Try and equate any of that with the Oxford Dictionary’s definition of compassion as ‘Sympathetic pity and concern for the sufferings or misfortunes of others.’  It doesn’t even have much to do with the ‘compassionate conservatism’ that Samantha Cameron claims to believe in.

Birrell’s recommendations – and Tory Central Office’s attempts to refloat the touchy feely Dave of old – have nothing to do with compassion either.  They are merely a form of media manipulation and image production intended to garner votes.  Because if you are truly a compassionate politician capable of empathy, pity and concern for others , you need to demonstrate it in your policies and your practices.

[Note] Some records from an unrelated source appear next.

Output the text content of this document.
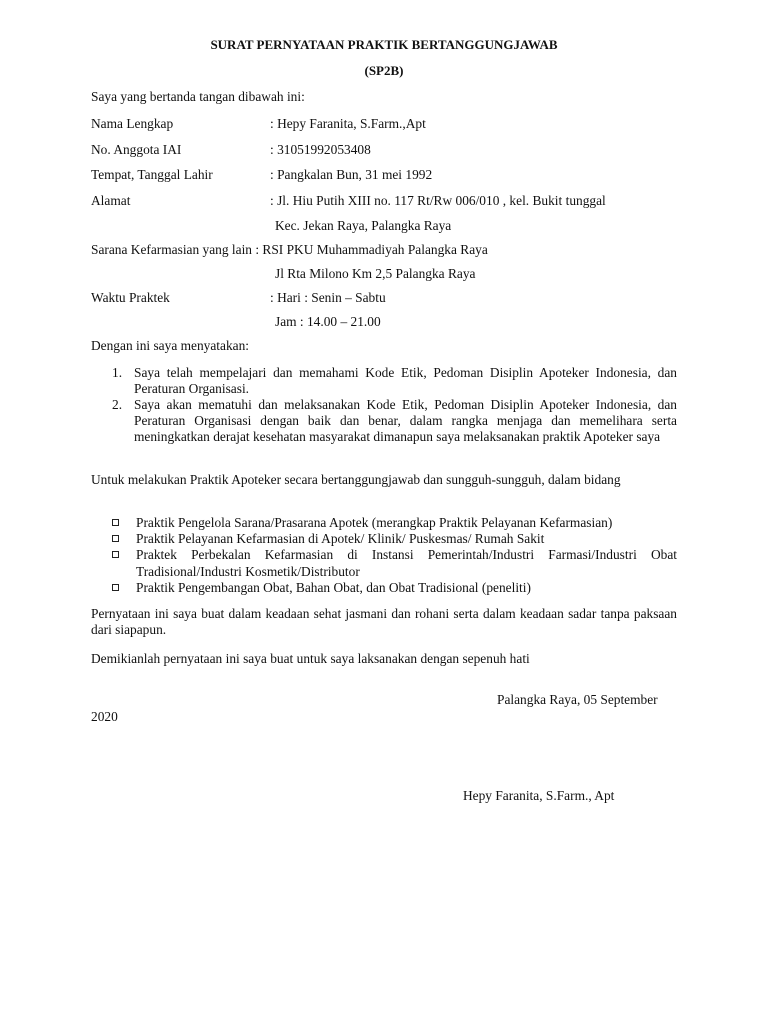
SURAT PERNYATAAN PRAKTIK BERTANGGUNGJAWAB
(SP2B)
Saya yang bertanda tangan dibawah ini:
Nama Lengkap	: Hepy Faranita, S.Farm.,Apt
No. Anggota IAI	: 31051992053408
Tempat, Tanggal Lahir	: Pangkalan Bun, 31 mei 1992
Alamat	: Jl. Hiu Putih XIII no. 117 Rt/Rw 006/010 , kel. Bukit tunggal
Kec. Jekan Raya, Palangka Raya
Sarana Kefarmasian yang lain : RSI PKU Muhammadiyah Palangka Raya
Jl Rta Milono Km 2,5 Palangka Raya
Waktu Praktek	: Hari : Senin – Sabtu
Jam : 14.00 – 21.00
Dengan ini saya menyatakan:
1. Saya telah mempelajari dan memahami Kode Etik, Pedoman Disiplin Apoteker Indonesia, dan Peraturan Organisasi.
2. Saya akan mematuhi dan melaksanakan Kode Etik, Pedoman Disiplin Apoteker Indonesia, dan Peraturan Organisasi dengan baik dan benar, dalam rangka menjaga dan memelihara serta meningkatkan derajat kesehatan masyarakat dimanapun saya melaksanakan praktik Apoteker saya
Untuk melakukan Praktik Apoteker secara bertanggungjawab dan sungguh-sungguh, dalam bidang
Praktik Pengelola Sarana/Prasarana Apotek (merangkap Praktik Pelayanan Kefarmasian)
Praktik Pelayanan Kefarmasian di Apotek/ Klinik/ Puskesmas/ Rumah Sakit
Praktek Perbekalan Kefarmasian di Instansi Pemerintah/Industri Farmasi/Industri Obat Tradisional/Industri Kosmetik/Distributor
Praktik Pengembangan Obat, Bahan Obat, dan Obat Tradisional (peneliti)
Pernyataan ini saya buat dalam keadaan sehat jasmani dan rohani serta dalam keadaan sadar tanpa paksaan dari siapapun.
Demikianlah pernyataan ini saya buat untuk saya laksanakan dengan sepenuh hati
Palangka Raya, 05 September
2020
Hepy Faranita, S.Farm., Apt
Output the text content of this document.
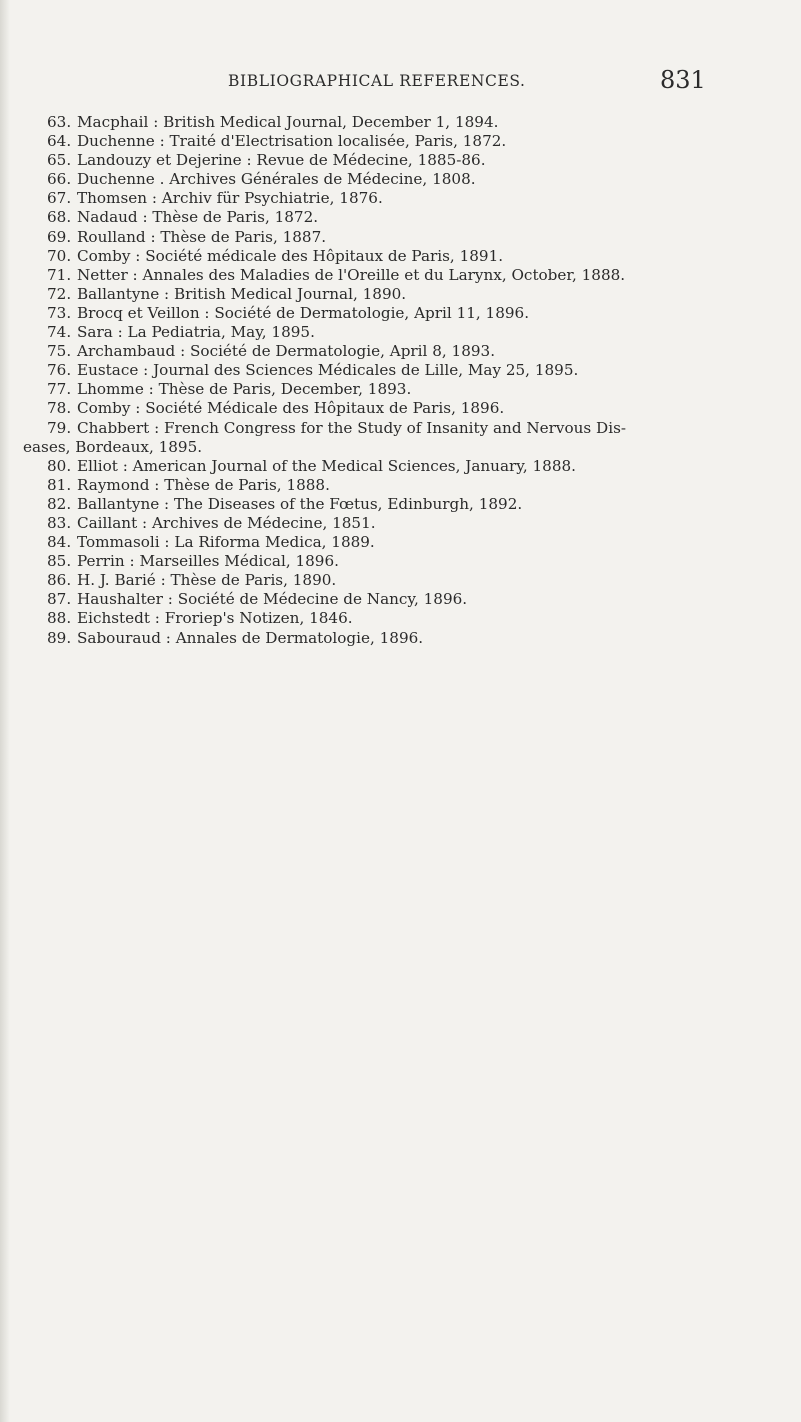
BIBLIOGRAPHICAL REFERENCES.	831
63. Macphail : British Medical Journal, December 1, 1894.
64. Duchenne : Traité d'Electrisation localisée, Paris, 1872.
65. Landouzy et Dejerine : Revue de Médecine, 1885-86.
66. Duchenne . Archives Générales de Médecine, 1808.
67. Thomsen : Archiv für Psychiatrie, 1876.
68. Nadaud : Thèse de Paris, 1872.
69. Roulland : Thèse de Paris, 1887.
70. Comby : Société médicale des Hôpitaux de Paris, 1891.
71. Netter : Annales des Maladies de l'Oreille et du Larynx, October, 1888.
72. Ballantyne : British Medical Journal, 1890.
73. Brocq et Veillon : Société de Dermatologie, April 11, 1896.
74. Sara : La Pediatria, May, 1895.
75. Archambaud : Société de Dermatologie, April 8, 1893.
76. Eustace : Journal des Sciences Médicales de Lille, May 25, 1895.
77. Lhomme : Thèse de Paris, December, 1893.
78. Comby : Société Médicale des Hôpitaux de Paris, 1896.
79. Chabbert : French Congress for the Study of Insanity and Nervous Dis-
eases, Bordeaux, 1895.
80. Elliot : American Journal of the Medical Sciences, January, 1888.
81. Raymond : Thèse de Paris, 1888.
82. Ballantyne : The Diseases of the Fœtus, Edinburgh, 1892.
83. Caillant : Archives de Médecine, 1851.
84. Tommasoli : La Riforma Medica, 1889.
85. Perrin : Marseilles Médical, 1896.
86. H. J. Barié : Thèse de Paris, 1890.
87. Haushalter : Société de Médecine de Nancy, 1896.
88. Eichstedt : Froriep's Notizen, 1846.
89. Sabouraud : Annales de Dermatologie, 1896.
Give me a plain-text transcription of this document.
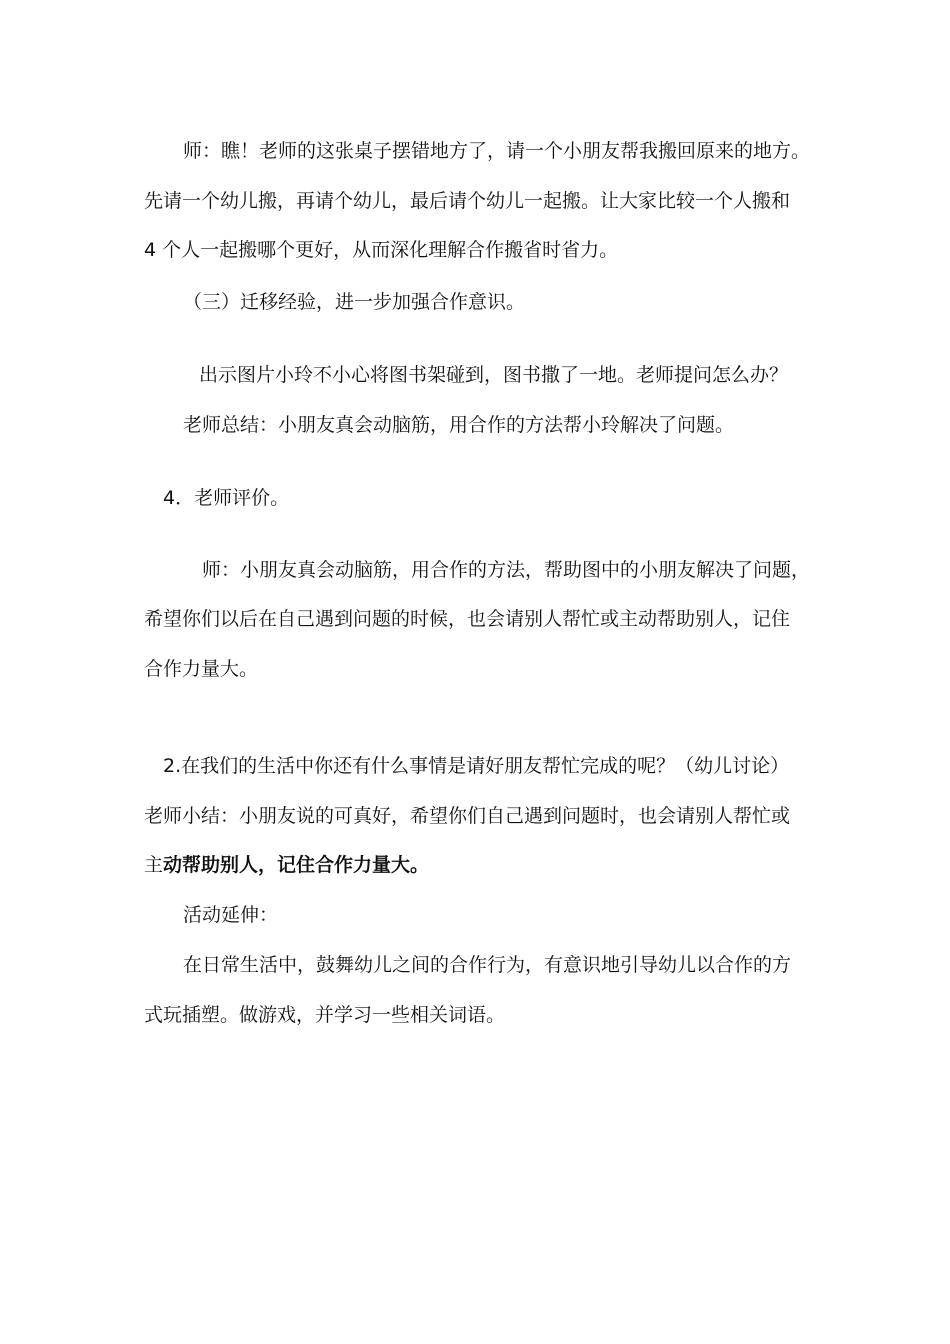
师：瞧！老师的这张桌子摆错地方了，请一个小朋友帮我搬回原来的地方。
先请一个幼儿搬，再请个幼儿，最后请个幼儿一起搬。让大家比较一个人搬和
4 个人一起搬哪个更好，从而深化理解合作搬省时省力。
（三）迁移经验，进一步加强合作意识。
出示图片小玲不小心将图书架碰到，图书撒了一地。老师提问怎么办？
老师总结：小朋友真会动脑筋，用合作的方法帮小玲解决了问题。
4．老师评价。
师：小朋友真会动脑筋，用合作的方法，帮助图中的小朋友解决了问题，
希望你们以后在自己遇到问题的时候，也会请别人帮忙或主动帮助别人，记住
合作力量大。
2.在我们的生活中你还有什么事情是请好朋友帮忙完成的呢？（幼儿讨论）
老师小结：小朋友说的可真好，希望你们自己遇到问题时，也会请别人帮忙或
主动帮助别人，记住合作力量大。
活动延伸：
在日常生活中，鼓舞幼儿之间的合作行为，有意识地引导幼儿以合作的方
式玩插塑。做游戏，并学习一些相关词语。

You cannot behave like a wolf for five years and have yourself photographed feeding a lamb for five minutes.  The Scots saw through this nonsense a long time ago.  The fact that Cameron is now trailing to the anodyne and equally fake and manufactured personality of Ed Miliband suggests that English voters are catching on to the fact that compassionate conservatism is an oxymoron that will not win this election.